Nuclear power is a low-carbon energy source that could help the US meet its climate goals and reduce its dependence on fossil fuels. However, the current generation of nuclear reactors faces several obstacles, including high costs, safety concerns, waste management, and public opposition. To overcome these challenges, the US needs to invest in developing and deploying advanced nuclear power technology that is smaller, safer, cheaper, and more efficient than the existing ones.
One promising avenue for future nuclear power technology is small modular reactors (SMRs), which are
designed to be built in factories and transported to sites where they can be assembled and operated. SMRs have several advantages over large reactors, such as lower upfront capital costs, shorter construction times, greater flexibility in siting and scaling, enhanced safety features, and easier decommissioning. SMRs could also provide reliable power to remote areas or support renewable energy integration.
Is Smaller Better?
The US Department of Energy (DOE) has been supporting several SMR projects through its Advanced Reactor Demonstration Program (ARDP), which aims to demonstrate at least two advanced reactor designs by the mid-2020s. Some of the SMR concepts that have received DOE funding include:
- Hermes Reduced-Scale Test Reactor by Kairos Power, which uses a fluoride salt-cooled high temperature reactor (FHR) that operates at low pressure and can withstand high temperatures without boiling or melting.
- eVinci Microreactor by Westinghouse Nuclear, which uses a heated pipe design with very few moving parts and can provide power to remote locations or off-grid applications.
- Natrium Reactor by TerraPower and GE Hitachi Nuclear Energy, which uses a sodium-cooled fast reactor with an integrated molten salt energy storage system that can boost its output during peak demand.
- BWRX-300 by GE Hitachi Nuclear Energy, which uses a simplified boiling water reactor design that reduces the number of components and systems by 90% compared to conventional reactors.
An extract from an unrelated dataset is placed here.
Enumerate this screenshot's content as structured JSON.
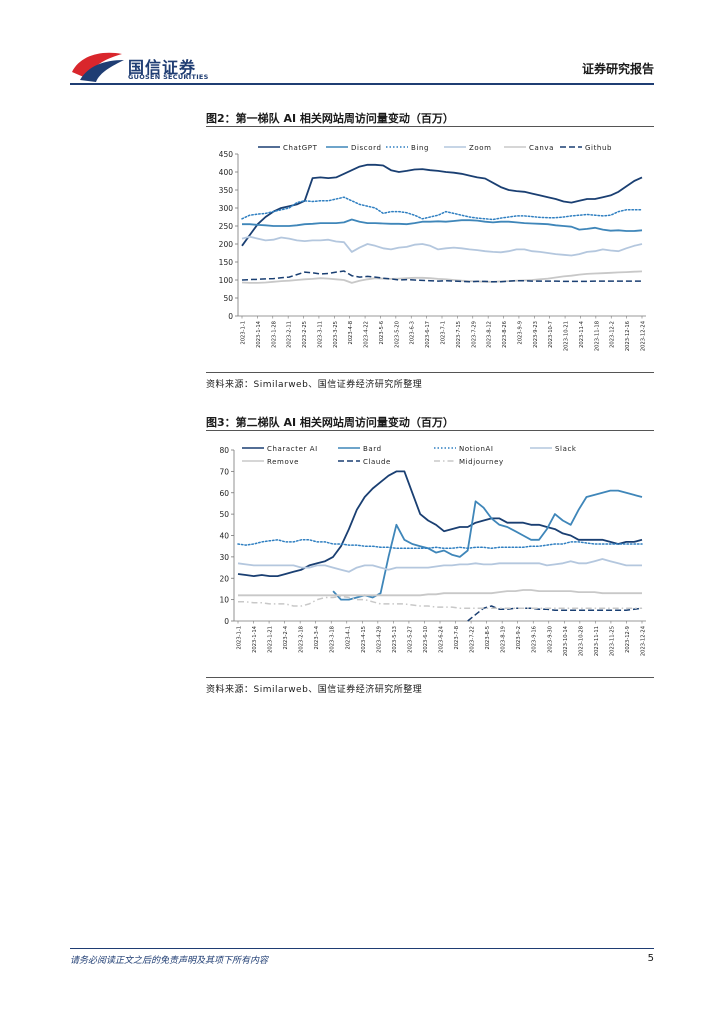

- NuScale Power Module by NuScale Power, which uses a light water reactor design that can be scaled up or down by adding or removing modules.
SMR vs. Fusion
Besides SMRs, another potential direction for future nuclear power technology is fusion energy, which mimics the process that powers the sun and stars. Fusion energy has the potential to produce abundant, clean, and safe energy with minimal waste and no greenhouse gas emissions. However, fusion energy is still in its early stages of development and faces many, possibly insurmountable, technical and scientific challenges.
The US has been participating in the International Thermonuclear Experimental Reactor (ITER) project, which is a multinational collaboration to build and operate the world’s largest fusion reactor in France. The ITER project aims to demonstrate the feasibility of fusion energy for commercial use by achieving a net energy gain from fusion reactions. The US has also been supporting domestic fusion research and development through its Fusion Energy Sciences program and its ARDP.
The development and deployment of future nuclear power technology will require sustained funding, policy support, regulatory reform, public engagement, and international cooperation. The US has an opportunity to lead the global transition to a low-carbon energy system by investing in innovation and advancing nuclear power as a clean and reliable energy source for the 21st century.